What’s changing?
Effective June 1, 2023 Blue Cross and Blue Shield of New Mexico (BCBSNM) is implementing a new Clinical Payment and Coding Policy — Outpatient Services Prior to an Inpatient Admission CPCP038 in accordance with guidance from the Centers for Medicare & Medicaid Services (CMS). We will apply a three-day rule for certain services provided to members who are outpatients who are then later admitted as inpatients.

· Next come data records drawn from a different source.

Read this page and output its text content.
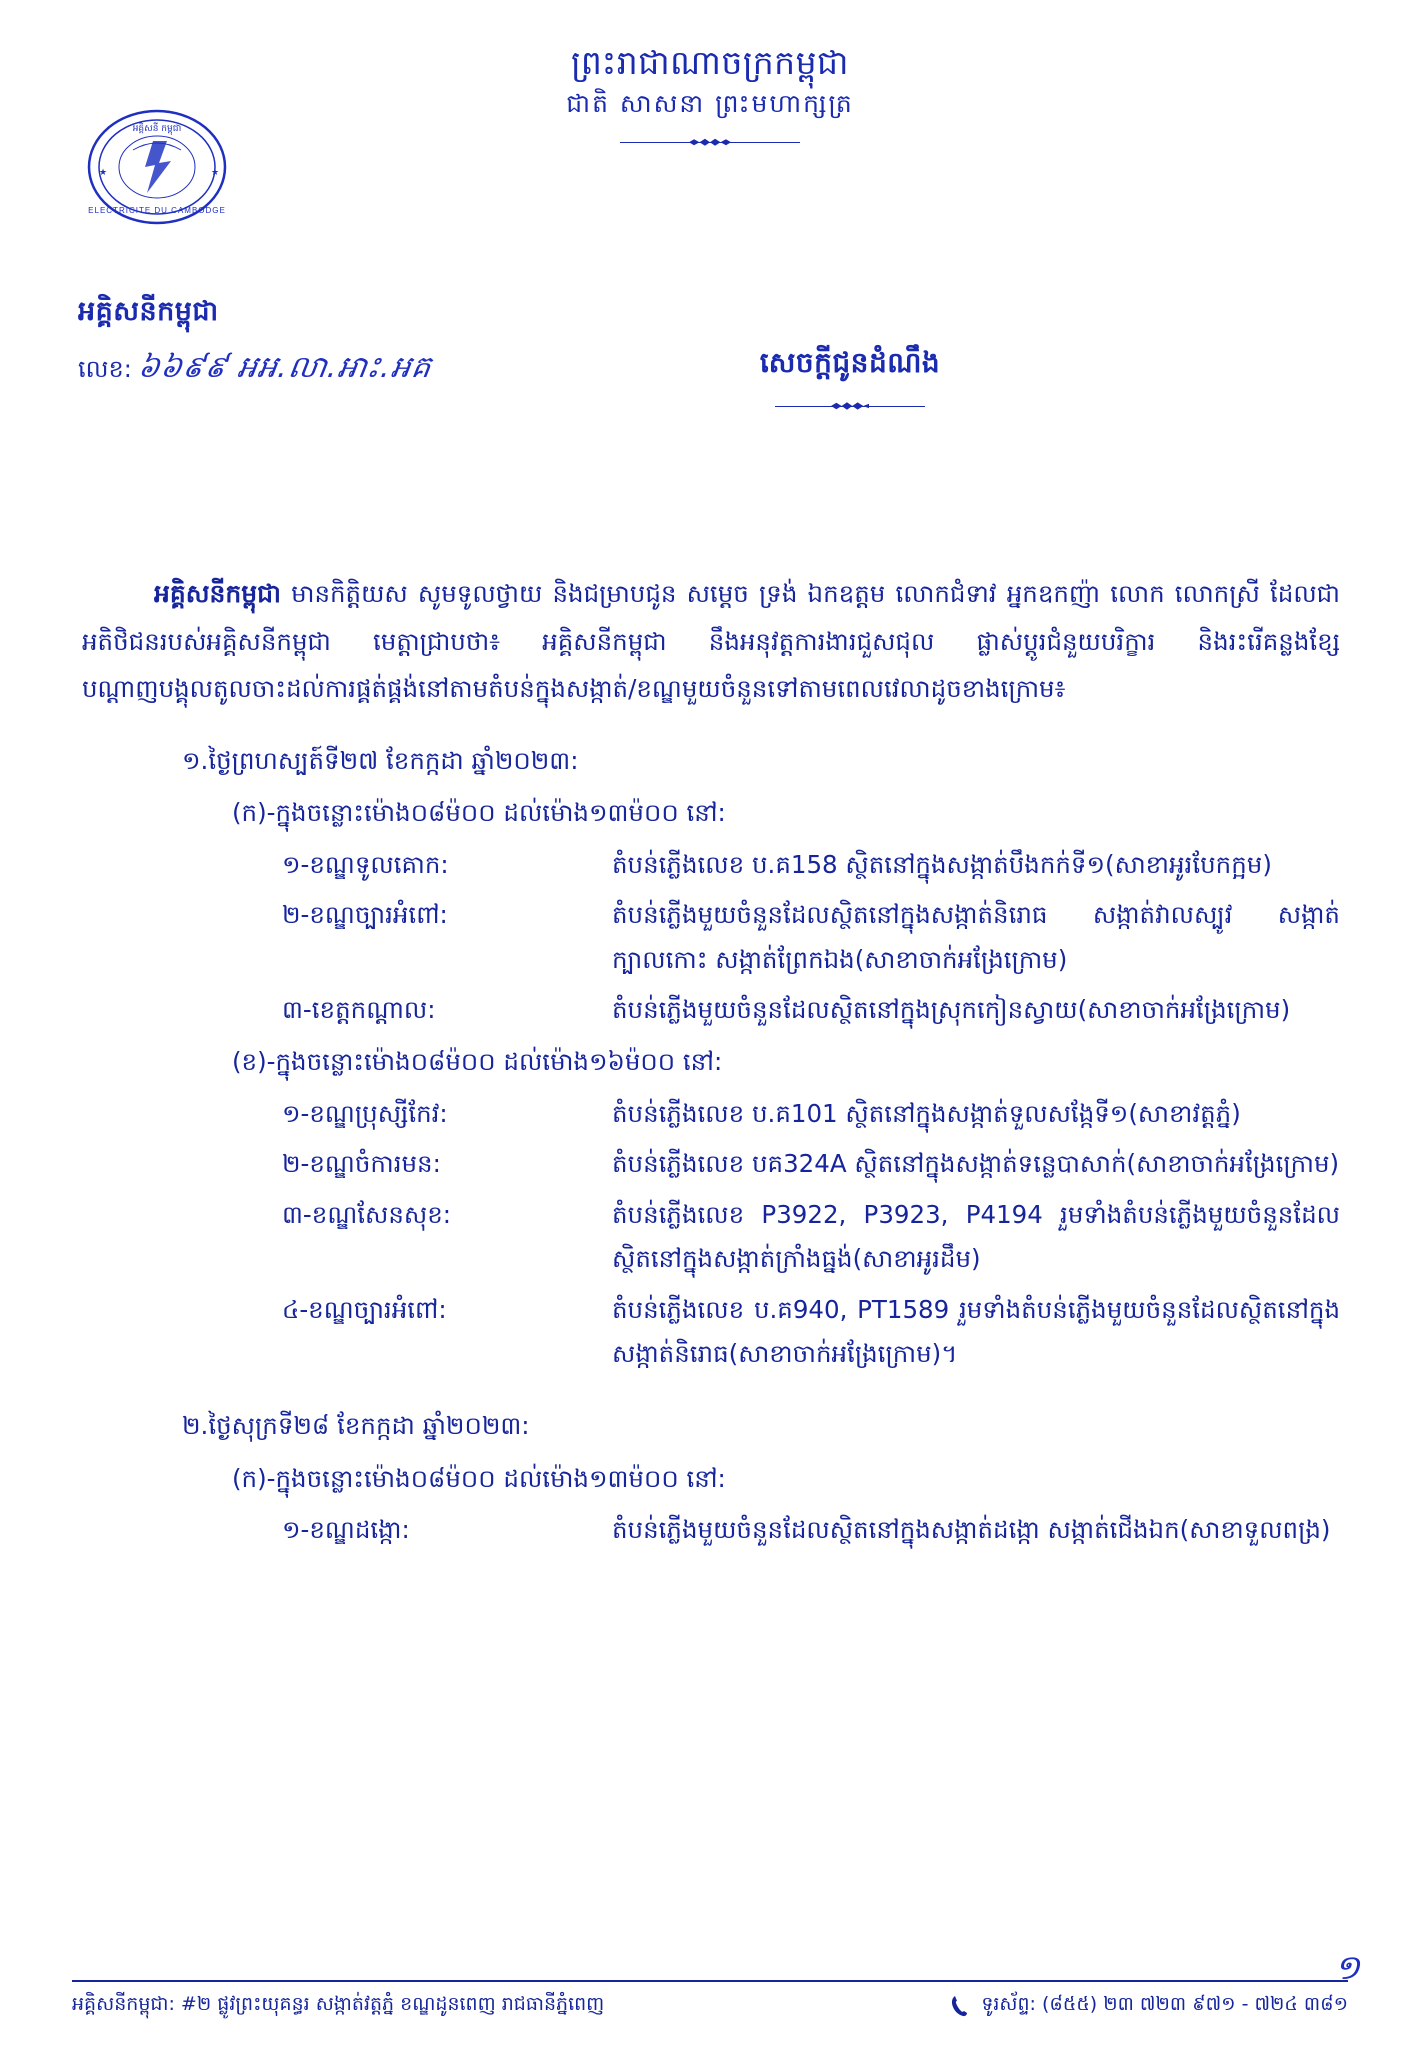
ព្រះរាជាណាចក្រកម្ពុជា
ជាតិ សាសនា ព្រះមហាក្សត្រ
អគ្គិសនី កម្ពុជា
ELECTRICITE DU CAMBODGE
★	★
អគ្គិសនីកម្ពុជា
លេខ: ៦៦៩៩ អអ.លា.អាះ.អគ	សេចក្តីជូនដំណឹង

អគ្គិសនីកម្ពុជា មានកិត្តិយស សូមទូលថ្វាយ និងជម្រាបជូន សម្តេច ទ្រង់ ឯកឧត្តម លោកជំទាវ អ្នកឧកញ៉ា លោក លោកស្រី ដែលជាអតិថិជនរបស់អគ្គិសនីកម្ពុជា មេត្តាជ្រាបថា៖ អគ្គិសនីកម្ពុជា នឹងអនុវត្តការងារជួសជុល ផ្លាស់ប្តូរជំនួយបរិក្ខារ និងរះរើគន្លងខ្សែបណ្តាញបង្គុលតូលចាះដល់ការផ្គត់ផ្គង់នៅតាមតំបន់ក្នុងសង្កាត់/ខណ្ឌមួយចំនួនទៅតាមពេលវេលាដូចខាងក្រោម៖

១.ថ្ងៃព្រហស្បត៍ទី២៧ ខែកក្កដា ឆ្នាំ២០២៣:
(ក)-ក្នុងចន្លោះម៉ោង០៨ម៉០០ ដល់ម៉ោង១៣ម៉០០ នៅ:
១-ខណ្ឌទូលគោក:	តំបន់ភ្លើងលេខ ប.គ158 ស្ថិតនៅក្នុងសង្កាត់បឹងកក់ទី១(សាខាអូរបែកក្អម)
២-ខណ្ឌច្បារអំពៅ:	តំបន់ភ្លើងមួយចំនួនដែលស្ថិតនៅក្នុងសង្កាត់និរោធ សង្កាត់វាលស្បូវ សង្កាត់ក្បាលកោះ សង្កាត់ព្រែកឯង(សាខាចាក់អង្រែក្រោម)
៣-ខេត្តកណ្តាល:	តំបន់ភ្លើងមួយចំនួនដែលស្ថិតនៅក្នុងស្រុកកៀនស្វាយ(សាខាចាក់អង្រែក្រោម)
(ខ)-ក្នុងចន្លោះម៉ោង០៨ម៉០០ ដល់ម៉ោង១៦ម៉០០ នៅ:
១-ខណ្ឌប្រុស្សីកែវ:	តំបន់ភ្លើងលេខ ប.គ101 ស្ថិតនៅក្នុងសង្កាត់ទួលសង្កែទី១(សាខាវត្តភ្នំ)
២-ខណ្ឌចំការមន:	តំបន់ភ្លើងលេខ បគ324A ស្ថិតនៅក្នុងសង្កាត់ទន្លេបាសាក់(សាខាចាក់អង្រែក្រោម)
៣-ខណ្ឌសែនសុខ:	តំបន់ភ្លើងលេខ P3922, P3923, P4194 រួមទាំងតំបន់ភ្លើងមួយចំនួនដែលស្ថិតនៅក្នុងសង្កាត់ក្រាំងធ្នង់(សាខាអូរដឹម)
៤-ខណ្ឌច្បារអំពៅ:	តំបន់ភ្លើងលេខ ប.គ940, PT1589 រួមទាំងតំបន់ភ្លើងមួយចំនួនដែលស្ថិតនៅក្នុងសង្កាត់និរោធ(សាខាចាក់អង្រែក្រោម)។
២.ថ្ងៃសុក្រទី២៨ ខែកក្កដា ឆ្នាំ២០២៣:
(ក)-ក្នុងចន្លោះម៉ោង០៨ម៉០០ ដល់ម៉ោង១៣ម៉០០ នៅ:
១-ខណ្ឌដង្កោ:	តំបន់ភ្លើងមួយចំនួនដែលស្ថិតនៅក្នុងសង្កាត់ដង្កោ សង្កាត់ជើងឯក(សាខាទួលពង្រ)
អគ្គិសនីកម្ពុជា: #២ ផ្លូវព្រះយុគន្ធរ សង្កាត់វត្តភ្នំ ខណ្ឌដូនពេញ រាជធានីភ្នំពេញ	ទូរស័ព្ទ: (៨៥៥) ២៣ ៧២៣ ៩៧១ - ៧២៤ ៣៨១
១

BCBSNM will review claims that fall under the three-day payment window. The policy states that outpatient related diagnostic or related non-diagnostic services that are rendered within three days prior to being admitted to a hospital or facility are considered inpatient services and are included in the inpatient reimbursement.
The details
Under this new BCBSNM policy:
- If an admitting hospital renders related diagnostic or related non-diagnostic services three days preceding and including the date of a member’s inpatient admission, the services are considered inpatient services and are included in the inpatient reimbursement; or
- If an admitting hospital renders unrelated diagnostic or unrelated non-diagnostic outpatient services three days preceding, including the date of a member’s inpatient admission, the hospital may be reimbursed separately for the unrelated outpatient services.
What should I expect?
We will review claims that fall under the three-day payment window and may include outpatient services in the inpatient reimbursement if we determine a provider has performed services three days prior to being admitted to a facility.
What do I need to do?
Providers should review in detail this new Clinical Payment and Coding Policy, Outpatient Services Prior to an Inpatient Admission — CPCP038.